France has begun a period of national mourning for those killed and injured when a 31-year-old Tunisian ploughed a truck through a crowd watching Bastille Day fireworks in Nice.
At least 84 people were killed, including 10 children, and more than 200 were injured.
President Francois Hollande said the country would observe three days of mourning as he warned the death toll could rise further, with more than 50 people fighting for their lives following the attack in the resort city on Thursday night (Friday NZT).
Mr Hollande, who was due to chair crisis talks with his inner security cabinet, had already extended a state of emergency by three months.
"France is filled with sadness by this new tragedy," he said in a dawn address.
Meanwhile, authorities were investigating whether the attacker acted alone.
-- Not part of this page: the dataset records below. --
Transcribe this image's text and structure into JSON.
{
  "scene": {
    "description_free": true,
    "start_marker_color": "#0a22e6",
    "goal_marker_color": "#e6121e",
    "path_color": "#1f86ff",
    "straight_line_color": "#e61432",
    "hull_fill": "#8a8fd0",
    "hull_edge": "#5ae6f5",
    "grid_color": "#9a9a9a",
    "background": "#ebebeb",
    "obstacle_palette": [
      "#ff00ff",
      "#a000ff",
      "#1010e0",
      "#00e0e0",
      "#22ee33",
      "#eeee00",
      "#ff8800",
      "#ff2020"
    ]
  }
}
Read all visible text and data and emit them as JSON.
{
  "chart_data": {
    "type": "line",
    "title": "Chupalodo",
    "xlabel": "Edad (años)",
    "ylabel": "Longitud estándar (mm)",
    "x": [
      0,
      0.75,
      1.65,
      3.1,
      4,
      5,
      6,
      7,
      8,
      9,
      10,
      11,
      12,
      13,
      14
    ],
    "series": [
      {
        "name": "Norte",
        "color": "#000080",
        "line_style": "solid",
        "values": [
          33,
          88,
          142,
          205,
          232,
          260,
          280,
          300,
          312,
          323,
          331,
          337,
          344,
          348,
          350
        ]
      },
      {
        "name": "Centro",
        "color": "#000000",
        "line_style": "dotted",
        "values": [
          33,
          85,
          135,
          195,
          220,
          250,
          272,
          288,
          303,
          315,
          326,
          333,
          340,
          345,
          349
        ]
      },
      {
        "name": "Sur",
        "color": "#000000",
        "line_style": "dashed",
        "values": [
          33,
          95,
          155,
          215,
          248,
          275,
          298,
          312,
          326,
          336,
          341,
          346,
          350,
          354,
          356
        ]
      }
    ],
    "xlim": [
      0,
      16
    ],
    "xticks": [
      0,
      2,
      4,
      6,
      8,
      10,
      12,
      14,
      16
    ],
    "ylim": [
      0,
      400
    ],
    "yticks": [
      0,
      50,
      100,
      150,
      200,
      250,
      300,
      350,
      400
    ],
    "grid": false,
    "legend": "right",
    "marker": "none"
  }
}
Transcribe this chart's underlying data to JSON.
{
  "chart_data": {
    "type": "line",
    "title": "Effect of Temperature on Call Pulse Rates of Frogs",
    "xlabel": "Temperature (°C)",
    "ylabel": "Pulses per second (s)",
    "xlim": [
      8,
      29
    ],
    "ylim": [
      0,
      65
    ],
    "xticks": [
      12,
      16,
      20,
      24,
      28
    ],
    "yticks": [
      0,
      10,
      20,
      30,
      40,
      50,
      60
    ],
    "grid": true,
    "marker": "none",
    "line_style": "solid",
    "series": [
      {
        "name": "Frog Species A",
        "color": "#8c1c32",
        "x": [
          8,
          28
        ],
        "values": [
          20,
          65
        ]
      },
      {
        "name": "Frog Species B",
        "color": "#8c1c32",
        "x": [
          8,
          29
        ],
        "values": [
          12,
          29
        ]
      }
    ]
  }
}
Prime Minister Manuel Valls said Tunisian-born Mohamed Lahouaiej-Bouhlel probably had links to radical Islam, but Interior Minister Bernard Cazeneuve cautioned it was too early to make that connection.
Anti-terrorism prosecutor Francois Molins said the 31-year-old was "completely unknown" to the intelligence services but the assault was "exactly in line with" calls from jihadist groups to kill.
Lahouaiej-Bouhlel, who was shot dead by officers at the scene, was known to police for petty crimes but was not on a watchlist of suspected militants. He had one criminal conviction for road rage, and was sentenced to probation three months ago for throwing a wooden pallet at another driver.
The dual-national delivery driver was originally from the northern Tunisian town of Msaken, about 10km outside the coastal city of Sousse. He had relatives who still lived there and visited Tunisia frequently, the last time eight months ago, security sources said.
He was identified by his fingerprints after his driver's licence, mobile phone and credit card were found inside the vehicle. He has three children but is separated from his wife.
The 19-tonne refrigerated lorry used in the attack was rented on 11 July in Saint-Laurent-du-Var, just to the west of Nice.
Lahouaiej-Bouhlel's ex-wife was in police custody, Mr Molins said. Police found one pistol and various fake weapons in his truck.
Latest in series of bloody attacks
The attack in Nice has plunged France again into grief and fear, just eight months after gunmen killed 130 people in Paris.
Those attacks, and one in Brussels four months ago, have shocked Western Europe, already anxious over security challenges from mass immigration, open borders and pockets of Islamist radicalism.
The truck zigzagged along the city's seafront Promenade des Anglais as a fireworks display marking the French national day ended on Thursday night.
It careered into families and friends listening to an orchestra or strolling above the Mediterranean beach toward the century-old Hotel Negresco.
Bystander Franck Sidoli said he had seen people go down before the truck finally stopped just 5m away from him.
"A woman was there, she lost her son. Her son was on the ground, bleeding," he told Reuters at the scene.
Dawn broke on Friday with pavements smeared with dried blood. Small areas were screened off and what appeared to be bodies covered in blankets were visible through the gaps.
The truck was still where it had come to rest, its windscreen riddled with bullets.
"I saw this enormous white truck go past at top speed," said Suzy Wargniez, a local woman, aged 65, who had watched from a cafe on the promenade. "It was shooting, shooting."
At Nice's Pasteur hospital, medical staff were treating large numbers of injuries. Waiting for friends who were being operated on was 20-year-old Fanny.
"The truck pushed me to the side. When I opened my eyes I saw faces I didn't know and started asking for help," she told Reuters. "Some of my friends were not so lucky. They are having operations as we speak."
Nice-Matin journalist Damien Allemand had been watching the firework display when the truck tore by. After taking cover in a cafe, he wrote on his paper's website of what he saw: "Bodies every five metres, limbs ... Blood. Groans."
"The beach attendants were first on the scene. They brought water for the injured and towels, which they placed on those for whom there was no more hope."
Security criticised
With presidential and parliamentary elections less than a year away, French opposition politicians seized on what they described as security failings that made it possible for the truck to career 2km through large crowds before it was finally halted.
Christian Ertosi, a security hardliner who was mayor of Nice until last month and is now president of the Riviera region in which Nice lies, had written on the eve of the attack to Hollande to demand more funding for police.
"As far as I'm concerned, I demand answers, and not the usual stuff," Estrosi said on BFM TV Friday morning hours after the attack, questioning whether the government provided enough national police officers for the fireworks display.
On social media, supporters of militant group Islamic State celebrated the high death toll and posted a series of images, one showing a beach purporting to be that of Nice with white stones arranged to read "IS is here to stay" in Arabic.
France is a major part of a US-led mission conducting air strikes and special forces operations against Islamic State, as well as training Iraqi government and Kurdish forces.
France has also sent troops to West Africa to battle Islamist insurgents.
After the Paris attacks, Islamic State said France and all nations following its path would remain at the top of its list of targets as long as they continued "their crusader campaign".